Под предлогом того, что для подготовки к празднику понадобятся все комнаты, герцог заранее распорядился убрать из дворца все, что принадлежало не ему, в том числе вещи слуг, и перевезти их в другой свой дом на другом краю города; он перевез также семейный архив, грамоты и драгоценности. Швейцару, таким образом, предстояло потерять не больше, чем другим. Он тщетно умолял герцога, уговаривая его не делать этого, но в конце концов вынужден был отдать ключи, которые тот требовал, а затем уйти, как ему было приказано.
Как только старик исчез, герцог взял в руки факел, поднес его к драпировкам и вскоре увидел языки пламени, зазмеившиеся к потолку; после этого он бросился в сад, поджег навес, столовое белье, ближайшие деревья, затем деревья во дворе, чтобы образовался барьер вокруг дома, который стоял особняком в огромном парке, уже охваченном огнем.
Довольный тем, что он сделал, герцог спокойно отошел, без сожаления бросив последний взгляд на жилище своих предков, на богатства, накопленные столькими поколениями, — вскоре от этой роскоши не должно было остаться ничего, кроме пепла. Заперев двери, де Асторга подбросил вверх ключи, чтобы они упали в центр пламени, еще неотличимого от фейерверка, затем обнажил шпагу и встал у входа, чтобы не допустить внутрь никого из желающих помочь ему справиться с огнем.
Вначале огонь лишь теплился под кронами деревьев и в комнатах, никак не разгораясь; в этот час вокруг все было тихо, жители квартала, где находился дворец герцога де Асторга, взбудораженные праздником, недавно уснули, и ущерб, нанесенный стихией, стал очевиден только тогда, когда было уже поздно что-либо спасать. Герцог именно на это и рассчитывал: он надеялся, что пожар не скоро заметят; тем не менее, вскоре с криками и воплями по поводу ужасной беды нахлынула толпа, надеявшаяся хоть что-нибудь спасти.
— Спасибо, добрые люди, — обратился главный мажордом к первым из прибежавших, — спасибо, но делать ничего не нужно. Я сам поджег свой дом и не хочу, чтобы гасили огонь, зажженный в ознаменование чести, которой был удостоен этот дворец. Возвращайтесь к себе и скажите тем, кто следует за вами: я стою здесь на страже и не допущу, чтобы кто-то вопреки моей воле переступил порог моего дома, к тому же помогать уже поздно.
Люди передавали друг другу эти странные слова, в конце концов достигшие ушей алькальдов и судейских, которых мгновенно подняла с постели ужасная новость о пожаре во дворце де Асторга. Никто из них не хотел в это верить; они с большим трудом пробивались сквозь толпу, отдавая приказы, и кто-то их исполнял. Наконец представители городских властей оказались перед герцогом и замерли, увидев, как он держится.
Даже услышав из его уст беспрекословный приговор, вынесенный им родному дому, они не могли в это поверить и попытались вмешаться, но герцог пригрозил им острием своей шпаги.
— Я защищаю свое добро, — сказал он, — и не потерплю насилия.

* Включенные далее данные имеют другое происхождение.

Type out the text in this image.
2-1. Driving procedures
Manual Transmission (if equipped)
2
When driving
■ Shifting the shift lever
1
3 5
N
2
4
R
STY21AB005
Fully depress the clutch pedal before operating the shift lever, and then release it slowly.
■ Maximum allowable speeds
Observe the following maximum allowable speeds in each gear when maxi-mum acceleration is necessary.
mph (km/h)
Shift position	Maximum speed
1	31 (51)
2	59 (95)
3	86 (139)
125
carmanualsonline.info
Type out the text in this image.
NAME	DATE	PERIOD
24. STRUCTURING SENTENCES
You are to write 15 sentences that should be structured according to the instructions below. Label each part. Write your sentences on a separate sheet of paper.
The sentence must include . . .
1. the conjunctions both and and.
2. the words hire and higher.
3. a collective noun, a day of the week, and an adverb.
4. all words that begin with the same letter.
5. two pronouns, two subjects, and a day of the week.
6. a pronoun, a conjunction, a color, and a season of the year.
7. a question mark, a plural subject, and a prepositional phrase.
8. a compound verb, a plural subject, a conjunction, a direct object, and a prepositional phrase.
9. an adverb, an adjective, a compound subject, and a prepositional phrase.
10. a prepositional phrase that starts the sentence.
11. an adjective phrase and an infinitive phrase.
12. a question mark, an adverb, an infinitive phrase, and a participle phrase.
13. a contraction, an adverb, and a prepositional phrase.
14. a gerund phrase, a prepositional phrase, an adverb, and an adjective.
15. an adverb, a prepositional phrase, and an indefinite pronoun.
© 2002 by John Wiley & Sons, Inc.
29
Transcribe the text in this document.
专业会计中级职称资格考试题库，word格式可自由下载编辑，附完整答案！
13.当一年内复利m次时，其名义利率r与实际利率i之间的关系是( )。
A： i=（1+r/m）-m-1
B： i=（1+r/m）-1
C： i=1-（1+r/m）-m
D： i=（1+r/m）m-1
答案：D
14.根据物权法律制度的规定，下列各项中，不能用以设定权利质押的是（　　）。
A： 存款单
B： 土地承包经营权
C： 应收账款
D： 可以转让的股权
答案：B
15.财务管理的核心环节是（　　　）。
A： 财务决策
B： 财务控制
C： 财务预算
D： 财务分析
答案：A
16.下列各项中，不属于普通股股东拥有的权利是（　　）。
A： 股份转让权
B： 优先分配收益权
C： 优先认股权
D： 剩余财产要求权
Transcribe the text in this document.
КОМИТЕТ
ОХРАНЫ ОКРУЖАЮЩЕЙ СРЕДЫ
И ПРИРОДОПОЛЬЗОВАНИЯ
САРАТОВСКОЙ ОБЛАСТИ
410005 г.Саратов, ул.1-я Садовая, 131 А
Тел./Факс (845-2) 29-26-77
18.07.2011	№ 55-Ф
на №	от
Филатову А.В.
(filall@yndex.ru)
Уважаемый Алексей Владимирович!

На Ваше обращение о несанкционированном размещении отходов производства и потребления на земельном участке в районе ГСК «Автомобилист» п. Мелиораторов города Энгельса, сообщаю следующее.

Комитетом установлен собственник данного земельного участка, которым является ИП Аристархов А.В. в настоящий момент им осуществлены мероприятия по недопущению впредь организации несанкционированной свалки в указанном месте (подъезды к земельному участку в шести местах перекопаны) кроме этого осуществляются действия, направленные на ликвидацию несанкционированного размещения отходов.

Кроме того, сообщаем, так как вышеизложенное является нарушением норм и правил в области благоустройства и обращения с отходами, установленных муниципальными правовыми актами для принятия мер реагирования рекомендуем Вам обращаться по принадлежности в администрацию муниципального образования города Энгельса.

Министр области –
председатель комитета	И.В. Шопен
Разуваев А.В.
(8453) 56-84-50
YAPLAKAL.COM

А в это время дом пылал; огонь разгорелся так сильно, что крыша обвалилась с ужасным грохотом, а пламя взвилось до облаков.
Тогда молодой сумасброд отошел в сторону и сказал алькальдам:
— Теперь входите, если желаете.
Они приказали проломить дверь, поскольку ключей не было, и оказались перед стеной огня, охватившего весь двор. Дальше проникнуть было невозможно: герцог принял для этого все необходимые меры.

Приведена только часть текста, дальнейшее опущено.